46. Nabi Muhammad SAW adalah nabi yang terakhir, tidak ada lagi Nabi sesudah beliau. Begitu juga pangkat kenabian dan kerasulan, begitu juga nabi-nabi pembantu tidak ada lagi sesudah Nabi Muhammad SAW. Siapa saja yang menda’wakan dirinya sebagai nabi atau rasul baik nabi bersendiri maupun untuk menjelaskan syari’at Nabi Muhammad SAW, maka orang itu pembohong yang wajib dilawan.
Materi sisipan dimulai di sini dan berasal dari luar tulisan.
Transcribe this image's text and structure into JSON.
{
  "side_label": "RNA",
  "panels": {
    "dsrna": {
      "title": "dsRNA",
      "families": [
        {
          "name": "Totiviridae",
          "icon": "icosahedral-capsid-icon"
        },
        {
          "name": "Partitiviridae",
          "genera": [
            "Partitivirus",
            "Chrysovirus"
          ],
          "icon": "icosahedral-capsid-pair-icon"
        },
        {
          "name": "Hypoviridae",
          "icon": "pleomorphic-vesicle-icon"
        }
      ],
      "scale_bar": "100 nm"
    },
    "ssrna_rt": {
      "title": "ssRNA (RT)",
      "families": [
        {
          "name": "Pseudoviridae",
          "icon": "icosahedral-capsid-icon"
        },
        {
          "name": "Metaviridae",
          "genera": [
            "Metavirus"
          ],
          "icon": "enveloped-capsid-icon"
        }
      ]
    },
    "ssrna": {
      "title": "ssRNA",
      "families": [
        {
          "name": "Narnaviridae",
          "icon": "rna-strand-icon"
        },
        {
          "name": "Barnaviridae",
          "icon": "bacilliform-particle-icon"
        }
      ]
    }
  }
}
47. Wajib dipercayai adanya Arsy, yaitu suatu benda makhluk Allah SWT yang dijadikan dari nur, terletak di tempat yang tinggi dan mulia, yang tidak diketahui hakekatnya dan kebesarannya. Hanya Allah SWT yang mengetahui, kita hanya wajib mengimaninya.48. Wajib diketahui adanya “Kursi Allah SWT” yaitu suatu benda makhluk Allah SWT yang bedekatan dan bertalDian dengan Arsy. Hakekat keberadaannya diserahkan kepada Allah SWT. Yang wajib kaum Ahlussunnah wal Jama’ah adalah mempercayainya.
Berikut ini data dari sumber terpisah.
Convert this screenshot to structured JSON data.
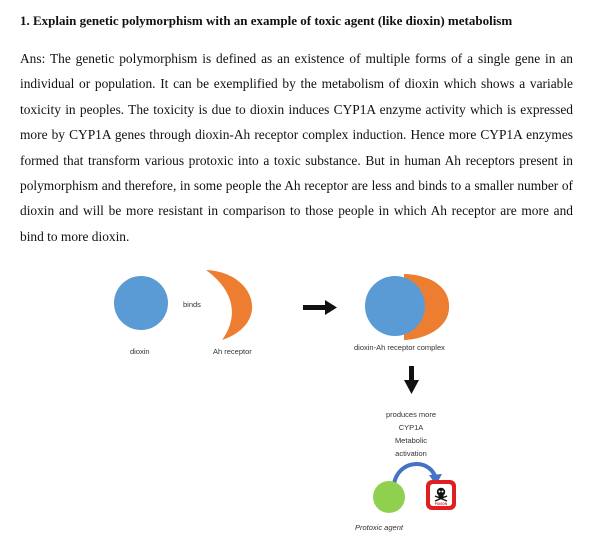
{
  "document": {
    "question": "1. Explain genetic polymorphism with an example of toxic agent (like dioxin) metabolism",
    "answer": "Ans: The genetic polymorphism is defined as an existence of multiple forms of a single gene in an individual or population. It can be exemplified by the metabolism of dioxin which shows a variable toxicity in peoples.   The toxicity is due to dioxin induces CYP1A enzyme activity which is expressed more by CYP1A genes through dioxin-Ah receptor complex induction. Hence more CYP1A enzymes formed that transform various protoxic into a toxic substance. But in human Ah receptors present in polymorphism and therefore, in some people the Ah receptor are less and binds to a smaller number of dioxin and will be more resistant in comparison to those people in which Ah receptor are more and bind to more dioxin."
  },
  "diagram": {
    "binds_label": "binds",
    "dioxin_label": "dioxin",
    "receptor_label": "Ah receptor",
    "complex_label": "dioxin-Ah receptor complex",
    "produces_lines": [
      "produces more",
      "CYP1A",
      "Metabolic",
      "activation"
    ],
    "protoxic_label": "Protoxic agent",
    "poison_label": "POISON",
    "colors": {
      "dioxin": "#5b9bd5",
      "receptor": "#ed7d31",
      "protoxic": "#8fd14f",
      "arrow": "#111111",
      "curve_arrow": "#4472c4",
      "poison_red": "#e02020"
    }
  }
}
49. Wajib dipercayai adanya Qalam, yaitu suatu benda yang dijadikan Allah SWT untuk ‘menuliskan’ segala sesuatu yang akan terjadi di Lauh Mahfudh. Sekalian yang terjadi di dunia ini sudah dituliskan dengan Qalam di Lauh Mahfudh terlebih dahulu.
50. Surga dan neraka bersama penduduknya akan kekal selama-lamanya, tidak akan habis. Keduanya dikekalkan Allah SWT agar yang berbuat baik merasakan selama-lamanya ni’mat pekerjaan dan yang berbuat dosa merasai selama-lamanya siksa atas pebuatannya.
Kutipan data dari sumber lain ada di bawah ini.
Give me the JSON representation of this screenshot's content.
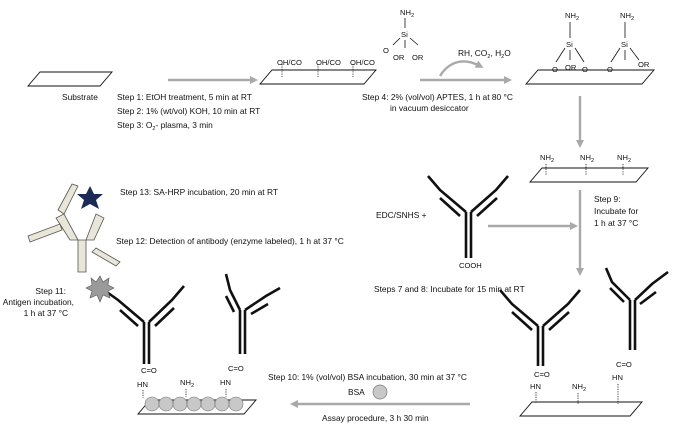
{
  "labels": {
    "substrate": "Substrate",
    "step1": "Step 1: EtOH treatment, 5 min at RT",
    "step2": "Step 2: 1% (wt/vol) KOH, 10 min at RT",
    "step3": "Step 3: O",
    "step3_sub": "2",
    "step3_tail": "- plasma, 3 min",
    "step4_line1": "Step 4: 2% (vol/vol) APTES, 1 h at 80 °C",
    "step4_line2": "in vacuum desiccator",
    "byproducts": "RH, CO",
    "byproducts_sub": "2",
    "byproducts_tail": ", H",
    "byproducts_sub2": "2",
    "byproducts_tail2": "O",
    "edc": "EDC/SNHS +",
    "step9_line1": "Step 9:",
    "step9_line2": "Incubate for",
    "step9_line3": "1 h at 37 °C",
    "steps78": "Steps 7 and 8: Incubate for 15 min at RT",
    "step13": "Step 13: SA-HRP incubation, 20 min at RT",
    "step12": "Step 12: Detection of antibody (enzyme labeled), 1 h at 37 °C",
    "step11_line1": "Step 11:",
    "step11_line2": "Antigen incubation,",
    "step11_line3": "1 h at 37 °C",
    "step10": "Step 10: 1% (vol/vol) BSA incubation, 30 min at 37 °C",
    "bsa": "BSA",
    "assay": "Assay procedure, 3 h 30 min"
  },
  "chem": {
    "oh_co": "OH/CO",
    "nh": "NH",
    "nh_sub": "2",
    "si": "Si",
    "or": "OR",
    "o": "O",
    "cooh": "COOH",
    "hn": "HN",
    "c_eq_o": "C=O"
  },
  "colors": {
    "arrow": "#a9a9a9",
    "hrp_star": "#1c2a55",
    "antigen": "#9a9a9a",
    "bsa": "#c8c8c8",
    "detection_antibody": "#e8e6d8"
  }
}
51. Dosa itu, menurut faham Ahlussunnah wal Jama’ah, terbagi dua, ada dosa besar dan ada dosa kecil. Dosa besar itu ialah syirik (mempersekutukan Alloh) ini paling berat atau paling besar, membunuh manusia dengan tidak hak, makan riba/rente uang, lari dari medan perang (perang sabil), menjadi tukang sihir mendurhakai ibu bapak, berbuat zina, berbuat liwath, berdusta terhadap Nabi dan lain-lain sebagainya. Kalau dosa besar tidak dikerjakan, maka dosa-dosa kecil akan diampuni saja oleh Alloh. Dosa besar hanya dapat diampuni kalau si pembuatnya taubat kepada Alloh.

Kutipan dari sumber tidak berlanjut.